L’articolo del Corriere della Sera sul Rating Pubblico delle Regioni ha scatenato un dibattito acceso in molte di esse.
Come prevedibile, le Regioni che si sono classificate ai primi posti hanno esaltato il risultato ottenuto, spesso però forzando il significato dell’analisi. Parimenti, nelle Regioni che hanno ottenuto un punteggio basso, collocandosi agli ultimi posti della classifica, il risultato è stato utilizzato dall’opposizione politica in Consiglio regionale per lanciare accuse eccessive alla Giunta.
Alcuni chiarimenti sono d’obbligo:
I risultati pubblicati dal Corriere della Sera riguardano solo una macro-area sulle sei che compongono il Rating Pubblico elaborato da Fondazione Etica: i dati di bilancio.
Pertanto, l’Emilia Romagna, che è benchmark per il bilancio, potrebbe non esserlo nelle altre macro-aree (governance, gestione del personale, servizi ai cittadini, appalti e fornitori, impatto ambientale).
Dall’altro lato, le Regioni, come il Molise, che presentano dati di bilancio meno virtuosi, potrebbero recuperare nelle altre cinque macro-aree.
Il Rating Pubblico è stato pensato non per lo scontro politico, ma per il confronto costruttivo: una radiografia di cosa funziona e cosa no nell’Amministrazione Regionale. Grazie ad esso le Regioni si raccontano agli stakeholder e possono individuare dove e come migliorarsi. Non è una gara con vincitori e vinti, ma una competizione a spendere meglio il denaro dei cittadini.
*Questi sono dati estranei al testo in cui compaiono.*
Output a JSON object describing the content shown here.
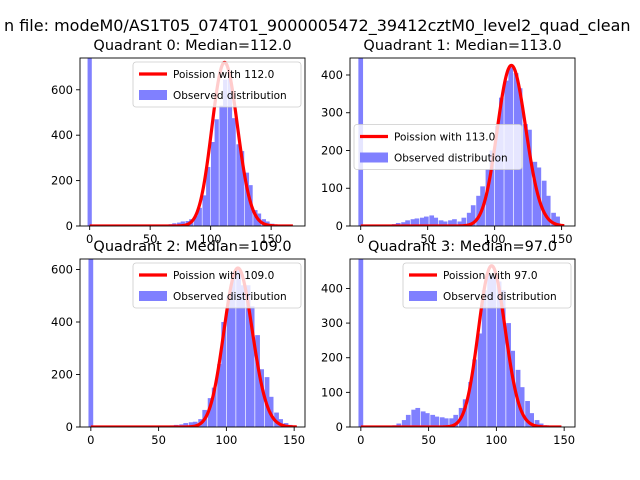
{
  "figure": {
    "suptitle": "n file: modeM0/AS1T05_074T01_9000005472_39412cztM0_level2_quad_clean"
  },
  "chart_data": [
    {
      "type": "histogram",
      "title": "Quadrant 0: Median=112.0",
      "xlim": [
        -8,
        178
      ],
      "ylim": [
        0,
        740
      ],
      "xticks": [
        0,
        50,
        100,
        150
      ],
      "yticks": [
        0,
        200,
        400,
        600
      ],
      "grid": false,
      "legend_position": "top-right",
      "colors": {
        "hist": "#8080ff",
        "curve": "#ff0000"
      },
      "bin_width": 3.5,
      "bars": [
        [
          0,
          740
        ],
        [
          63,
          5
        ],
        [
          67,
          8
        ],
        [
          70,
          12
        ],
        [
          74,
          15
        ],
        [
          77,
          20
        ],
        [
          81,
          22
        ],
        [
          84,
          30
        ],
        [
          88,
          45
        ],
        [
          91,
          80
        ],
        [
          95,
          135
        ],
        [
          98,
          260
        ],
        [
          102,
          370
        ],
        [
          105,
          470
        ],
        [
          109,
          530
        ],
        [
          112,
          645
        ],
        [
          116,
          650
        ],
        [
          119,
          475
        ],
        [
          123,
          360
        ],
        [
          126,
          330
        ],
        [
          130,
          235
        ],
        [
          133,
          180
        ],
        [
          137,
          70
        ],
        [
          140,
          55
        ],
        [
          144,
          30
        ],
        [
          147,
          20
        ],
        [
          151,
          10
        ],
        [
          154,
          5
        ],
        [
          158,
          3
        ]
      ],
      "poisson": {
        "label": "Poission with 112.0",
        "mu": 112.0,
        "peak": 720,
        "x_range": [
          0,
          168
        ]
      },
      "hist_label": "Observed distribution"
    },
    {
      "type": "histogram",
      "title": "Quadrant 1: Median=113.0",
      "xlim": [
        -8,
        160
      ],
      "ylim": [
        0,
        445
      ],
      "xticks": [
        0,
        50,
        100,
        150
      ],
      "yticks": [
        0,
        100,
        200,
        300,
        400
      ],
      "grid": false,
      "legend_position": "center-left",
      "colors": {
        "hist": "#8080ff",
        "curve": "#ff0000"
      },
      "bin_width": 3.5,
      "bars": [
        [
          0,
          445
        ],
        [
          25,
          5
        ],
        [
          28,
          8
        ],
        [
          32,
          10
        ],
        [
          35,
          15
        ],
        [
          39,
          18
        ],
        [
          42,
          20
        ],
        [
          46,
          22
        ],
        [
          49,
          25
        ],
        [
          53,
          28
        ],
        [
          56,
          22
        ],
        [
          60,
          15
        ],
        [
          63,
          12
        ],
        [
          67,
          15
        ],
        [
          70,
          18
        ],
        [
          74,
          12
        ],
        [
          77,
          22
        ],
        [
          81,
          35
        ],
        [
          84,
          55
        ],
        [
          88,
          80
        ],
        [
          91,
          105
        ],
        [
          95,
          150
        ],
        [
          98,
          200
        ],
        [
          102,
          265
        ],
        [
          105,
          340
        ],
        [
          109,
          385
        ],
        [
          112,
          420
        ],
        [
          116,
          405
        ],
        [
          119,
          365
        ],
        [
          123,
          270
        ],
        [
          126,
          255
        ],
        [
          130,
          170
        ],
        [
          133,
          155
        ],
        [
          137,
          120
        ],
        [
          140,
          80
        ],
        [
          144,
          35
        ],
        [
          147,
          25
        ]
      ],
      "poisson": {
        "label": "Poission with 113.0",
        "mu": 113.0,
        "peak": 425,
        "x_range": [
          0,
          152
        ]
      },
      "hist_label": "Observed distribution"
    },
    {
      "type": "histogram",
      "title": "Quadrant 2: Median=109.0",
      "xlim": [
        -8,
        158
      ],
      "ylim": [
        0,
        640
      ],
      "xticks": [
        0,
        50,
        100,
        150
      ],
      "yticks": [
        0,
        200,
        400,
        600
      ],
      "grid": false,
      "legend_position": "top-right",
      "colors": {
        "hist": "#8080ff",
        "curve": "#ff0000"
      },
      "bin_width": 3.5,
      "bars": [
        [
          0,
          640
        ],
        [
          53,
          3
        ],
        [
          56,
          5
        ],
        [
          60,
          6
        ],
        [
          63,
          8
        ],
        [
          67,
          10
        ],
        [
          70,
          15
        ],
        [
          74,
          18
        ],
        [
          77,
          20
        ],
        [
          81,
          30
        ],
        [
          84,
          65
        ],
        [
          88,
          110
        ],
        [
          91,
          150
        ],
        [
          95,
          240
        ],
        [
          98,
          400
        ],
        [
          102,
          500
        ],
        [
          105,
          590
        ],
        [
          109,
          605
        ],
        [
          112,
          540
        ],
        [
          116,
          540
        ],
        [
          119,
          460
        ],
        [
          123,
          350
        ],
        [
          126,
          220
        ],
        [
          130,
          190
        ],
        [
          133,
          115
        ],
        [
          137,
          55
        ],
        [
          140,
          30
        ],
        [
          144,
          15
        ],
        [
          147,
          8
        ]
      ],
      "poisson": {
        "label": "Poission with 109.0",
        "mu": 109.0,
        "peak": 605,
        "x_range": [
          0,
          152
        ]
      },
      "hist_label": "Observed distribution"
    },
    {
      "type": "histogram",
      "title": "Quadrant 3: Median=97.0",
      "xlim": [
        -8,
        158
      ],
      "ylim": [
        0,
        485
      ],
      "xticks": [
        0,
        50,
        100,
        150
      ],
      "yticks": [
        0,
        100,
        200,
        300,
        400
      ],
      "grid": false,
      "legend_position": "top-right",
      "colors": {
        "hist": "#8080ff",
        "curve": "#ff0000"
      },
      "bin_width": 3.5,
      "bars": [
        [
          0,
          485
        ],
        [
          25,
          5
        ],
        [
          28,
          10
        ],
        [
          32,
          20
        ],
        [
          35,
          35
        ],
        [
          39,
          50
        ],
        [
          42,
          55
        ],
        [
          46,
          45
        ],
        [
          49,
          40
        ],
        [
          53,
          35
        ],
        [
          56,
          30
        ],
        [
          60,
          28
        ],
        [
          63,
          25
        ],
        [
          67,
          25
        ],
        [
          70,
          35
        ],
        [
          74,
          55
        ],
        [
          77,
          80
        ],
        [
          81,
          130
        ],
        [
          84,
          195
        ],
        [
          88,
          270
        ],
        [
          91,
          395
        ],
        [
          95,
          440
        ],
        [
          98,
          435
        ],
        [
          102,
          420
        ],
        [
          105,
          395
        ],
        [
          109,
          300
        ],
        [
          112,
          220
        ],
        [
          116,
          165
        ],
        [
          119,
          115
        ],
        [
          123,
          75
        ],
        [
          126,
          40
        ],
        [
          130,
          20
        ],
        [
          133,
          10
        ],
        [
          137,
          5
        ]
      ],
      "poisson": {
        "label": "Poission with 97.0",
        "mu": 97.0,
        "peak": 465,
        "x_range": [
          0,
          148
        ]
      },
      "hist_label": "Observed distribution"
    }
  ]
}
Portando una sorta di sana concorrenza tra le Regioni, il Rating Pubblico implementa lo spirito del decreto 33/2013, cosiddetto “trasparenza”, rendendo conveniente per le Regioni essere più trasparenti ed efficienti: l’incentivo è sia reputazionale (sui media e tra gli stakeholder) sia finanziario (con maggiori risorse pubbliche e private).
Il “vespaio” sollevato dall’articolo del Corriere della Sera ne è la dimostrazione.